她骗了他,给他戴绿帽,跟他兄弟有一腿,又拿他当白月光替身。
以秦羽的性子,他肯定不会轻易放她离开,更不会轻易放过她。
陈初夏识时务的求饶,哭腔悲烈浓郁:“三爷,别把我关起来,求您了。”
“我求您了,您让我怎样都行。
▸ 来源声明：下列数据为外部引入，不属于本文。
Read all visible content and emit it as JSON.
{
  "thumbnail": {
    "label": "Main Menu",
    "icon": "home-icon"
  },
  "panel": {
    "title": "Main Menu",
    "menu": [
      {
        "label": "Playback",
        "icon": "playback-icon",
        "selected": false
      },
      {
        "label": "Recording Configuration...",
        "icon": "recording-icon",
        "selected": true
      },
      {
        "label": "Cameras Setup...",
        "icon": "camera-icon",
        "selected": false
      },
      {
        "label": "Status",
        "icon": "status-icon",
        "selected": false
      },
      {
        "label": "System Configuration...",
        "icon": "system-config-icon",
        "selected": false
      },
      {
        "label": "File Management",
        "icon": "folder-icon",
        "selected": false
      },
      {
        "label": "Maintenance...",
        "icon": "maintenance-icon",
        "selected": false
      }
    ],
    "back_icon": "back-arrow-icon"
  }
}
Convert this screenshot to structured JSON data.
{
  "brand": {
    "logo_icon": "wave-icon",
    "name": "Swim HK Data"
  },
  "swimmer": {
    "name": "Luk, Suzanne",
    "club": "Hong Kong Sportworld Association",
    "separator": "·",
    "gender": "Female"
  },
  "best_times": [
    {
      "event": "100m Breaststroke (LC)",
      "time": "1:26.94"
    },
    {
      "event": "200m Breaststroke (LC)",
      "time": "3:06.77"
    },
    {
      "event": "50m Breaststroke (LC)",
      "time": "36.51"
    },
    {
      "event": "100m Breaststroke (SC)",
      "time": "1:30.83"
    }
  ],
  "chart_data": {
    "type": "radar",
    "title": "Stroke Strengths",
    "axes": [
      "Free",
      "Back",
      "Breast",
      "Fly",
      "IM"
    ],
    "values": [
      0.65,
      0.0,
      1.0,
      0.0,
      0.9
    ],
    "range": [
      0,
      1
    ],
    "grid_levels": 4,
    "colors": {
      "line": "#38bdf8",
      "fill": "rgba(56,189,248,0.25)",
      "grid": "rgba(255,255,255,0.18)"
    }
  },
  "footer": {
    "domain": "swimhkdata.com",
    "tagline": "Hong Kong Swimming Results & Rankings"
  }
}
”
陈初夏觉得只要不把她关回小黑屋,给他下跪磕头都行。
那里太可怕了,她不想再回去。
对陈初夏来说,小黑屋是比地狱还要可怕百倍的存在,更别说还会时不时被鞭打。
这无异于是把她的心理阴影放大数倍,只会越来越害怕,成为无法忘掉的记忆。
见秦羽不吭声。
陈初夏真的想跪起来磕头赎罪。
她错了,真的知道错了,再来一次,绝对不会把秦羽当替身。
当初周祁与说的没错,沈三爷是谁啊?容城的主!
心狠手辣,残酷无情,她玩不过他的!
她不可能拿捏住他。
陈初夏与之对视,秦羽眼瞳漆黑深沉,如同浓重的子夜,剥夺着她的神魂。
短暂的思考过后。
陈初夏撑着为数不多的力气,双膝弯曲跪在床上,一丝不挂,哭得梨花带雨,悲惨凄厉:“三爷,我错了,真的错了。”
不知道是不是哭多了的缘故,陈初夏的眼睛里哭出了血泪,极其渗人。